Monsieur Nilor, vous demandez qu'on lance en Martinique une étude complémentaire sur le cancer de la prostate, par voie d'appel à projets. Cela ne peut pas dépendre de mon ministère, mais je vais solliciter ma collègue de la recherche. Peut-être faudra-t-il passer par l'Inca ? Nous verrons.

Ce n'est pas que nous ne souhaitions pas mener cette étude. Simplement, l'administration de l'État, en l'occurrence la Direction générale de la santé, ne sait pas écrire une étude scientifique. L'argent est là, mais il faut impérativement que des chercheurs s'engagent. En revanche, nous pouvons dire que l'étude Madiprostate menée en Guadeloupe pose la même question. Et l'on peut imaginer que les résultats que l'on tirera de cette étude – nous devrions les avoir en 2020 – pourront être extrapolés, au moins en partie, sur la Martinique.

Madame Benin, vous posez la question de la révision des LMR par le Gouvernement. Je crois savoir que le ministre Stéphane Travert s'est engagé à mener une action au niveau de l'Europe.
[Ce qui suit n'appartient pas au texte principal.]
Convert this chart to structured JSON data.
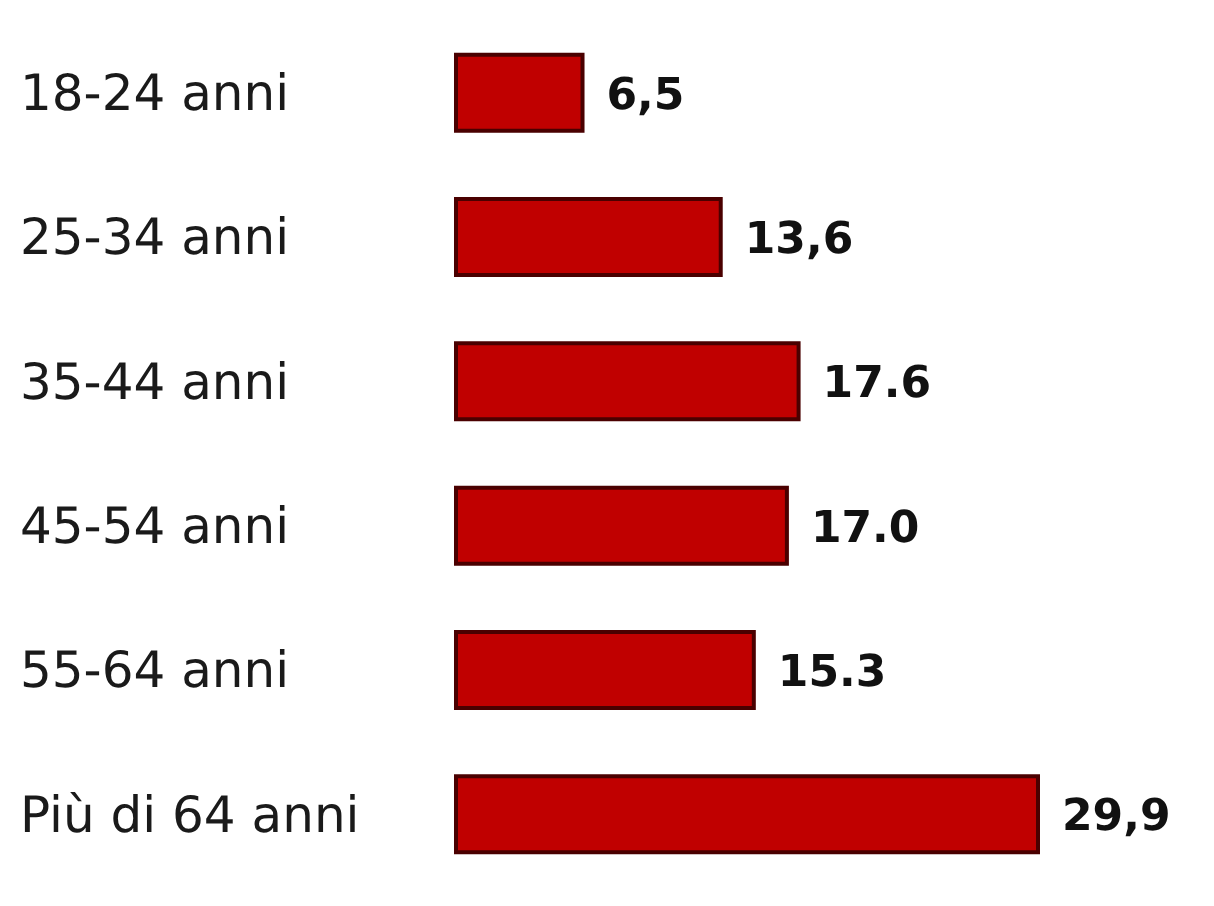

Nous avons prévu une clause de revoyure avec les élus de la Martinique et de la Guadeloupe dans un mois, afin de lancer un plan d'action très précis de communication, de présence sur place, de sollicitation des préfets et des directeurs généraux d'ARS. Tout cela aboutira à une forte mobilisation, aussi bien au niveau national qu'au niveau territorial, que la population pourra interpréter comme une manifestation de la ferme volonté de transparence du Gouvernement. Voilà à quoi je m'engage aujourd'hui devant vous.